Here at the Fool, we welcome such differences of opinion, since the discussions that result are not only entertaining but uniquely beneficial for investors.

In a nutshell, Nick cites a study by Merrill Lynch strategists, who suggest that gold has been the worst-performing asset class over various periods during the past 40 years. He adds that "short-term, return-chasing investing is precisely what is driving this modern-day gold rush, and that is exactly why you should be looking elsewhere."

What is driving the gold rush?
Although I don't call myself a goldbug, I nonetheless have been bullish on the yellow stuff for some time. Ask any veteran gold investor why they hold the metal, and responses will likely revolve around the state of the U.S. dollar and the prospects for rising inflation. Given time, they will surely point to the deep well of history: the gold standard that once backed the greenback, the creation of the Federal Reserve in 1913, and the Nixon shock in 1971 that completed the dollar's conversion to a fiat currency. The modern-day gold rush has deep roots, and I believe many of those "return-chasing investors" are simply the latest to catch on.

All that glitters is gold
There are a couple of things to keep in mind regarding Nick's suggestion that investors avoid gold. First, the study is backward-looking, which doesn't necessarily do today's investor much good. Second, while the study does show gold to be an underperformer over several decade-long intervals, it ignores that since the beginning of the modern gold era in January 1971 -- around the time when Nixon declared that foreign central banks could no longer redeem their dollar holdings for gold -- the precious metal has actually outperformed the S&P 500.

Mining for profitable miners
Investors look to miners for supposed leverage to price gains in gold, but with rising costs from inflation, geopolitical risks, equipment shortfalls, and countless additional challenges, bullion has outperformed one gold mining stock index by more than 40 percentage points over the past two years. Bullion ETFs like SPDR Gold Shares (NYSE: GLD  ) make investing in bullion easy.

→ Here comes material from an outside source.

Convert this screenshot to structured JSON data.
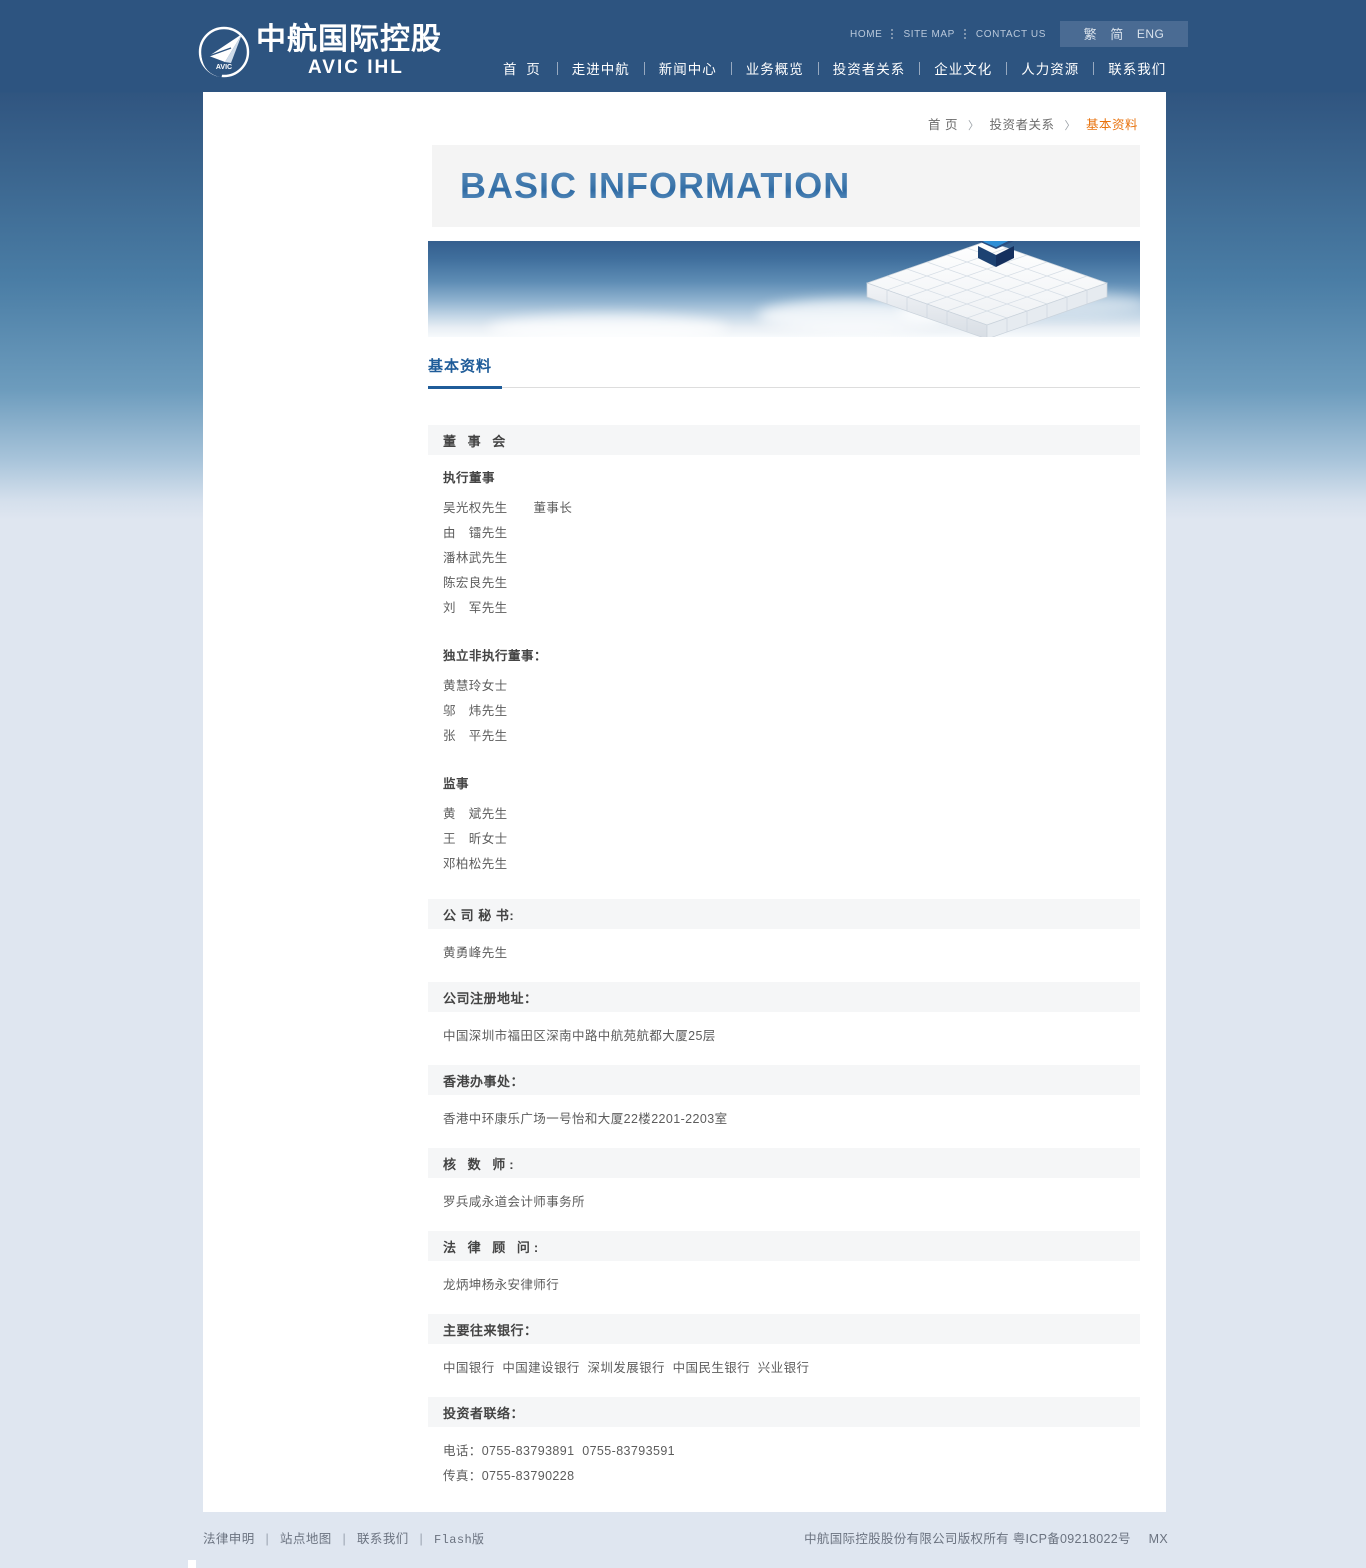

With the accelerated rise in gold prices that began this bull market cycle in 2001, long-term investors have endured excruciating peaks and valleys while waiting for that theoretical leverage to take shape. I suspect the lion's share of return-chasers were chased right out of gold shares by recent declines in names like Agnico-Eagle (NYSE: AEM  ) and Yamana Gold (NYSE: AUY  ) . Goldcorp (NYSE: GG  ) actually lost money in the second quarter. The road has been even harder for investors in junior miners like Jaguar Mining (NYSE: JAG  ) and Northgate Minerals (AMEX: NXG  ) .

I agree with Nick that small-cap equities have a formidable record over the past 40 years, and that the stock pickers at Motley Fool Hidden Gems have a tremendous knack for finding the great ones early, but I couldn't let gold bashing go unanswered on my Foolish watch.

Further Foolishness:

Gold is a hot topic on the blogs at Motley Fool CAPS. Join the free service today and see just how many Fools are taking the long view when it comes to investing in gold.

Fool contributor Christopher Barker captains yachts and writes about stocks. He can also be found blogging actively and acting Foolishly within the CAPS community under the username TMFSinchiruna. He owns shares of Agnico-Eagle, Yamana Gold, and Northgate Minerals. The Motley Fool has a disclosure policy.


Read/Post Comments (0) | Recommend This Article (19)

Comments from our Foolish Readers

Help us keep this a respectfully Foolish area! This is a place for our readers to discuss, debate, and learn more about the Foolish investing topic you read about above. Help us keep it clean and safe. If you believe a comment is abusive or otherwise violates our Fool's Rules, please report it via the Report this Comment Report this Comment icon found on every comment.

Be the first one to comment on this article.

Sponsored Links

Leaked: Apple's Next Smart Device
(Warning, it may shock you)
The secret is out... experts are predicting 458 million of these types of devices will be sold per year. 1 hyper-growth company stands to rake in maximum profit - and it's NOT Apple. Show me Apple's new smart gizmo!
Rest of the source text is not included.